While most guys would love nothing more than to do 10 sets of bicep curls each workout, I just don’t find direct arm exercises to be all that exciting or effective for that matter.

All you do for biceps is curls. Barbell curl, dumbbell curl, incline bench curl, preacher bench curl, concentration curl, cable curl, hammer curl, reverse curl, seated curl, and the list can go on and on.

Triceps aren’t much more exciting. Traditionally for triceps, you extend the arm—that’s it. But it’s still a lot more enjoyable than training biceps.


Most guys start off by curling 5-10 kgs, then within a year they’re up at 20-25 kgs. And after that… progression slows down to a halt.

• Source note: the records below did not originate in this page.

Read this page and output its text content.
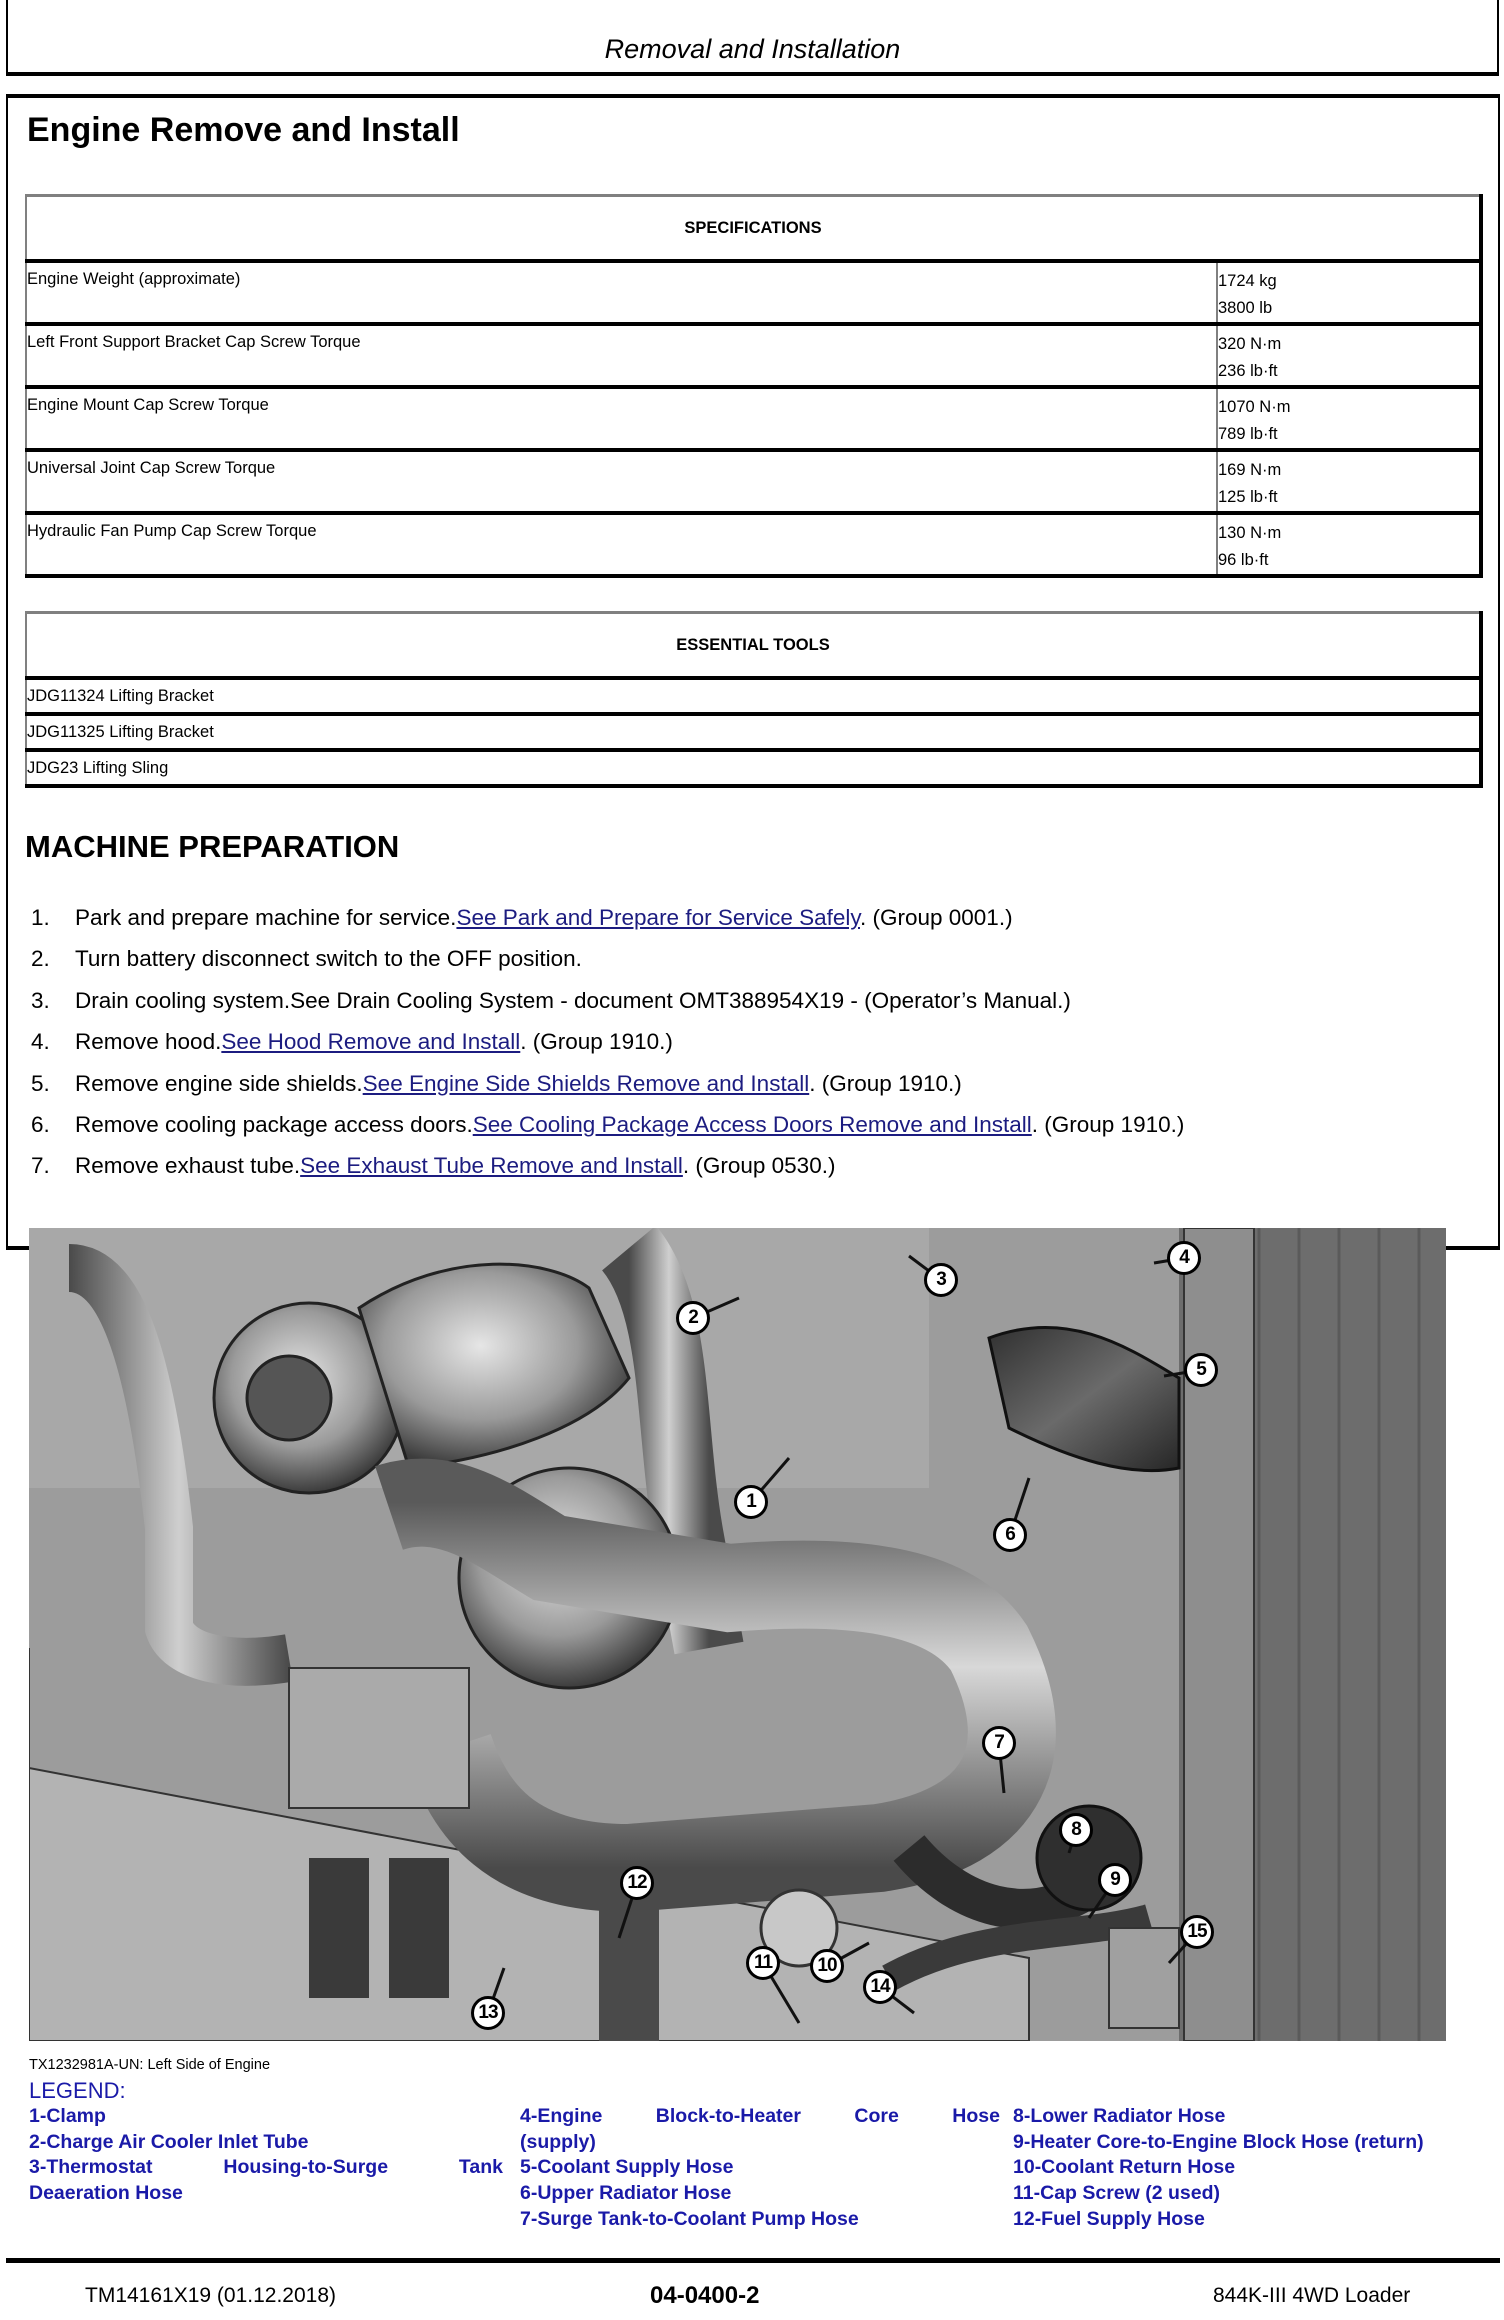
Removal and Installation
Engine Remove and Install
SPECIFICATIONS	
Engine Weight (approximate)	1724 kg
3800 lb

Left Front Support Bracket Cap Screw Torque	320 N·m
236 lb·ft

Engine Mount Cap Screw Torque	1070 N·m
789 lb·ft

Universal Joint Cap Screw Torque	169 N·m
125 lb·ft

Hydraulic Fan Pump Cap Screw Torque	130 N·m
96 lb·ft
ESSENTIAL TOOLS
JDG11324 Lifting Bracket
JDG11325 Lifting Bracket
JDG23 Lifting Sling
MACHINE PREPARATION
1.	Park and prepare machine for service.See Park and Prepare for Service Safely. (Group 0001.)
2.	Turn battery disconnect switch to the OFF position.
3.	Drain cooling system.See Drain Cooling System - document OMT388954X19 - (Operator’s Manual.)
4.	Remove hood.See Hood Remove and Install. (Group 1910.)
5.	Remove engine side shields.See Engine Side Shields Remove and Install. (Group 1910.)
6.	Remove cooling package access doors.See Cooling Package Access Doors Remove and Install. (Group 1910.)
7.	Remove exhaust tube.See Exhaust Tube Remove and Install. (Group 0530.)
1
2
3
4
5
6
7
8
9
10
11
12
13
14
15
TX1232981A-UN: Left Side of Engine
LEGEND:
1-Clamp
2-Charge Air Cooler Inlet Tube
3-Thermostat	Housing-to-Surge	Tank
Deaeration Hose
4-Engine	Block-to-Heater	Core	Hose
(supply)
5-Coolant Supply Hose
6-Upper Radiator Hose
7-Surge Tank-to-Coolant Pump Hose
8-Lower Radiator Hose
9-Heater Core-to-Engine Block Hose (return)
10-Coolant Return Hose
11-Cap Screw (2 used)
12-Fuel Supply Hose
TM14161X19 (01.12.2018)	04-0400-2	844K-III 4WD Loader
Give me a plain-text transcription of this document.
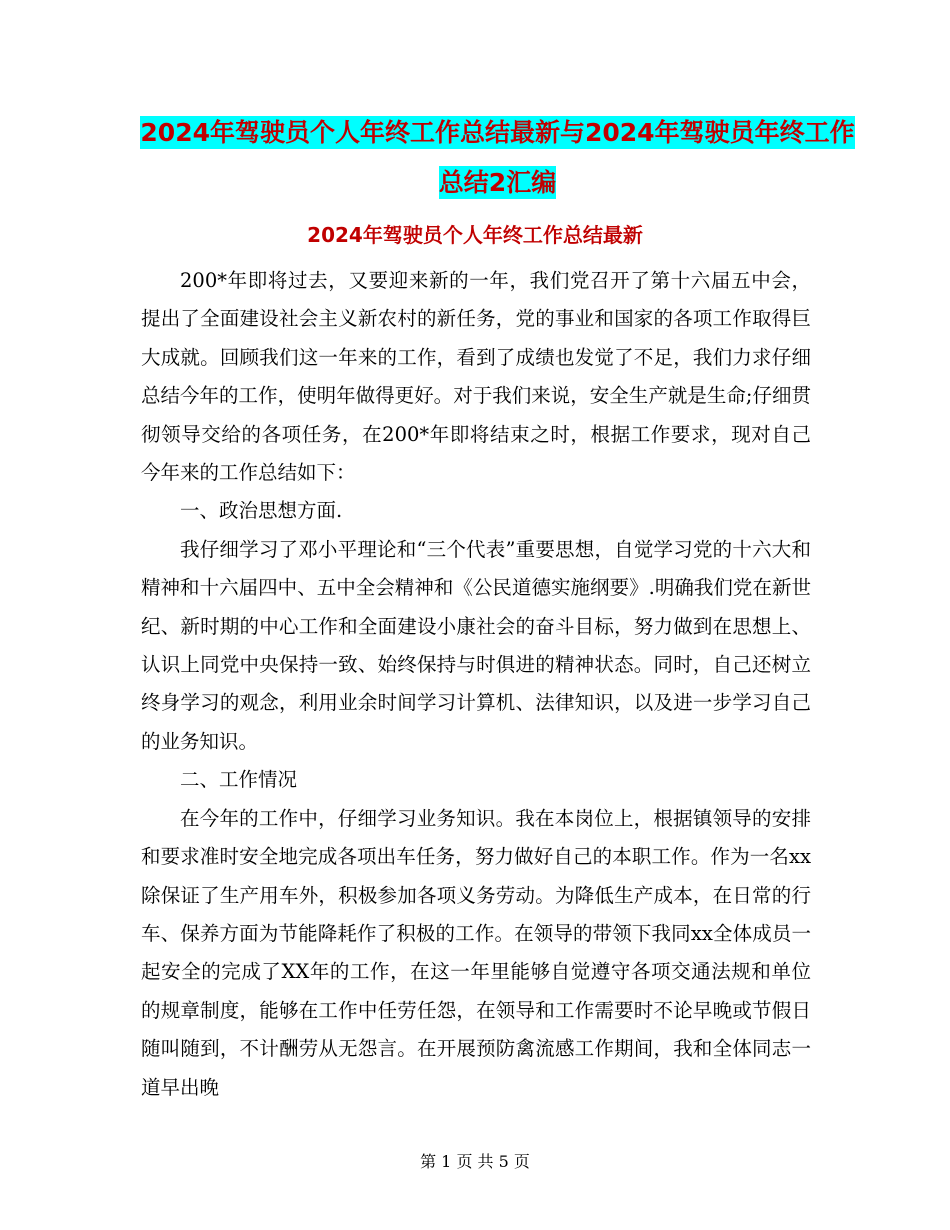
2024年驾驶员个人年终工作总结最新与2024年驾驶员年终工作总结2汇编
2024年驾驶员个人年终工作总结最新

200*年即将过去，又要迎来新的一年，我们党召开了第十六届五中会，提出了全面建设社会主义新农村的新任务，党的事业和国家的各项工作取得巨大成就。回顾我们这一年来的工作，看到了成绩也发觉了不足，我们力求仔细总结今年的工作，使明年做得更好。对于我们来说，安全生产就是生命;仔细贯彻领导交给的各项任务，在200*年即将结束之时，根据工作要求，现对自己今年来的工作总结如下：

一、政治思想方面.

我仔细学习了邓小平理论和“三个代表”重要思想，自觉学习党的十六大和精神和十六届四中、五中全会精神和《公民道德实施纲要》.明确我们党在新世纪、新时期的中心工作和全面建设小康社会的奋斗目标，努力做到在思想上、认识上同党中央保持一致、始终保持与时俱进的精神状态。同时，自己还树立终身学习的观念，利用业余时间学习计算机、法律知识，以及进一步学习自己的业务知识。

二、工作情况

在今年的工作中，仔细学习业务知识。我在本岗位上，根据镇领导的安排和要求准时安全地完成各项出车任务，努力做好自己的本职工作。作为一名xx除保证了生产用车外，积极参加各项义务劳动。为降低生产成本，在日常的行车、保养方面为节能降耗作了积极的工作。在领导的带领下我同xx全体成员一起安全的完成了XX年的工作，在这一年里能够自觉遵守各项交通法规和单位的规章制度，能够在工作中任劳任怨，在领导和工作需要时不论早晚或节假日随叫随到，不计酬劳从无怨言。在开展预防禽流感工作期间，我和全体同志一道早出晚

第 1 页 共 5 页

You’re not going to see many (if any) guys in the gym curling past 30 kgs with strict controlled form. Sure you can find a bunch of guys curling 40-50+ kg dumbbells on YouTube but they are always using shit form or they’re juicing.

The truth is, you won’t be doing 50 kg dumbbell curls with good form no matter how many years of you have been training. The biceps are just too small of a muscle to handle that load.

And this goes for any isolation exercise such as tricep extensions or even lateral raises – you will very quickly hit your upper weight limit very soon and after that increasing the weights you do will be next to impossible.


Virtually every major pushing or pulling movement will train your arms. And as you get stronger at them, your arms will grow proportionally in size. Understand that the majority of your arm gains are going to happen by getting really strong at a handful of compound movements, especially chin-ups and dips.

So think of direct arm exercises as icing on the cake.

In my opinion, instead of thinking of arm training as a series of isolated movements, think more whole-body. Visualize your arms as part of a bigger picture of functionality and mechanics, and how different angles, big body movements, and residual stimulation can affect their development.